Note: I'm leaving other answer because it contains useful help for debugging similar issues.
HTH!
I've got some tasks already defined in gulpfile.js and I want to use gulp-watch plugin (to run tasks on new files). My question is, because I couldn't find anything, can I run my existing tasks while running watch (from plugin) function?
var gulp = require('gulp'),
watch = require('gulp-watch'),
...;
gulp.task('lint', function () {
return gulp.src(path.scripts)
.pipe(jshint())
.pipe(jshint.reporter(stylish));
});
gulp.task('watch', function () {
watch({ glob: 'app/**/*.js' }); // Run 'lint' task for those files
});
Because I don't want to include watch() task in every task I have. I would like to have only 1 task - watch, which will combine all "watches".
----- EDIT ----
(as I probably didn't quite get my point):
I need to run task from inside of gulp('watch') task. for example:
like I did it with gulp.watch:
gulp.task('watch', function () {
gulp.watch('files', ['task1', 'task2']);
});
I need to do the same but with gulp-watch plugin, something like (I know it wouldn't work):
var watch = require('gulp-watch');
gulp.task('watch', function () {
watch({ glob: 'files' }, ['task1', 'task2']);
});
I have also run into the problem of wanting to use gulp-watch (not gulp.watch), needing to use the callback form, and having trouble finding a suitable way to run a task in the callback.
My use case was that I wanted to watch all stylus files, but only process the main stylus file that includes all the others. Newer versions of gulp-watch may address this but I'm having problems with 4.3.x so I'm stuck on 4.2.5.
gulp.run is deprecated so I don't want to use that.
gulp.start works well, but is also advised against by the gulp author, contra.

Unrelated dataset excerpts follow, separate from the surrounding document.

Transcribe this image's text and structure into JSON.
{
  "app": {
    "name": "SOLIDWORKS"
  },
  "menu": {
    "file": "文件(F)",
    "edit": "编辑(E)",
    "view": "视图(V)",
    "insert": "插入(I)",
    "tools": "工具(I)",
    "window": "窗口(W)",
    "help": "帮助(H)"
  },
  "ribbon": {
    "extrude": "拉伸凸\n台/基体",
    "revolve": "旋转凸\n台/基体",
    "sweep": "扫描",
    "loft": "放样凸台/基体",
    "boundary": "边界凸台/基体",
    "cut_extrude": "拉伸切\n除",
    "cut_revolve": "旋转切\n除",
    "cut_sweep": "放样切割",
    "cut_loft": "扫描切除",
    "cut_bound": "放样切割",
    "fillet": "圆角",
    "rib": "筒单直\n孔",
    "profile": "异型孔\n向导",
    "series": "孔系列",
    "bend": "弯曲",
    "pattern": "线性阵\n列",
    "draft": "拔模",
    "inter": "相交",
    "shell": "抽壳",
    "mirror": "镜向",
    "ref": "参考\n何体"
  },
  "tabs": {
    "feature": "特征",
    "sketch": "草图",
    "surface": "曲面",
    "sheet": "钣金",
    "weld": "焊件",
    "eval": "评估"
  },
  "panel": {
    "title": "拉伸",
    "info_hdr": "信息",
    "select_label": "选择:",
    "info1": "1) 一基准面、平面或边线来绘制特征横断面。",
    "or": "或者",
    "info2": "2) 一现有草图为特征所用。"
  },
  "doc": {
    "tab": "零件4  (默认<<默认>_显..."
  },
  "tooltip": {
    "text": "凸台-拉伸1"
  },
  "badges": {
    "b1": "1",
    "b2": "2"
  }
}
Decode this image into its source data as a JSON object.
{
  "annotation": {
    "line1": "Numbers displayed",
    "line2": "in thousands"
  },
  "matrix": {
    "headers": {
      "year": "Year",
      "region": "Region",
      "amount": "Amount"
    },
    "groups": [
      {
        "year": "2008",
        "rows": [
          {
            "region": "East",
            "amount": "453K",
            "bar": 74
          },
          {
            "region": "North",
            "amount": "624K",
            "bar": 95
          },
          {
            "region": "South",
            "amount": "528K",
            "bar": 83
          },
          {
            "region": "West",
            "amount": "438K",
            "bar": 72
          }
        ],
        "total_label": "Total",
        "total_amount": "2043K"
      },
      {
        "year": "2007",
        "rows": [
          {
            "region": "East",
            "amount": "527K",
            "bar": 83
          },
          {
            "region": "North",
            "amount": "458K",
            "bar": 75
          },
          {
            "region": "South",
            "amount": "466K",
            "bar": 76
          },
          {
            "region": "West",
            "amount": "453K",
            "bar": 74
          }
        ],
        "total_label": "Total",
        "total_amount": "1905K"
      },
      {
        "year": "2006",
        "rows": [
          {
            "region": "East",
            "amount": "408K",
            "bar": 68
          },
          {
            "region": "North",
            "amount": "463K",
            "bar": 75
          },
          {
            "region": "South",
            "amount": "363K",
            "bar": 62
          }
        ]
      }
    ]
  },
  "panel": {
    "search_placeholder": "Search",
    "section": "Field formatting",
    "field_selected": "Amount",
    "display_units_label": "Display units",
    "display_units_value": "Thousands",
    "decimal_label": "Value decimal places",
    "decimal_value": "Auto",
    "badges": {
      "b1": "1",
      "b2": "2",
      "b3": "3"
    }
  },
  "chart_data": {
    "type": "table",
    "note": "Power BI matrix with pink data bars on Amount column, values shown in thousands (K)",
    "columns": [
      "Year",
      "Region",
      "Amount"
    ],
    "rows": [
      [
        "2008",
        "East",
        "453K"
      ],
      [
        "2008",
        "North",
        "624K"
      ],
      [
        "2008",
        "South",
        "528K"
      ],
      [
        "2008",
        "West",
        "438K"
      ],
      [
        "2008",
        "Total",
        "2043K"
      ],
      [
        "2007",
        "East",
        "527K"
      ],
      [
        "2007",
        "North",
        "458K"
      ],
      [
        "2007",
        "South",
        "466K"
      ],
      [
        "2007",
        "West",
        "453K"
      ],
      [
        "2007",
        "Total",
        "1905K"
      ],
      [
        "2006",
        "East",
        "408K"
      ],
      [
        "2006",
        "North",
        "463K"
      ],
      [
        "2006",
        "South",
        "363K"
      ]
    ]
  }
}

The run-sequence plugin works well and lets you define a run
order, but it is a self-proclaimed hack:
https://www.npmjs.com/package/run-sequence
Contra suggest writing plain old functions and calling
those. This is a new idea to me, but I think the example below captures the idea. https://github.com/gulpjs/gulp/issues/505
Take your pick.
var gulp = require('gulp'),
watch = require('gulp-watch'), // not gulp.watch
runSequence = require('run-sequence');
// plain old js function
var runStylus = function() {
return gulp.src('index.styl')
.pipe(...) // process single file
}
gulp.task('stylus', runStylus);
gulp.task('watch', function() {
// watch many files
watch('*.styl', function() {
runSequence('stylus');
OR
gulp.start('stylus');
OR
runStylus();
});
});
All of these are working for me without warnings, but I'm still unsure about getting the "done" callback from the 4.2.x version of gulp-watch.
You will most likely want to run specific tasks related to the files you are watching -
gulp.task('watch',['lint'], function () {
gulp.watch('app/**/*.js' , ['lint']);
});
You can also use the ['lint'] portion to run any required tasks when watch first gets called, or utilize the tasks to run async with
gulp.task('default', ['lint','watch'])
You can just call one task, that then includes both task
gulp.task('default', ['lint','watch'])
so here you would just call 'gulp'
gulp.task('watch', function() {
watch(files, function() {
gulp.run(['task1', 'task2']);
});
});
work fine, except a warning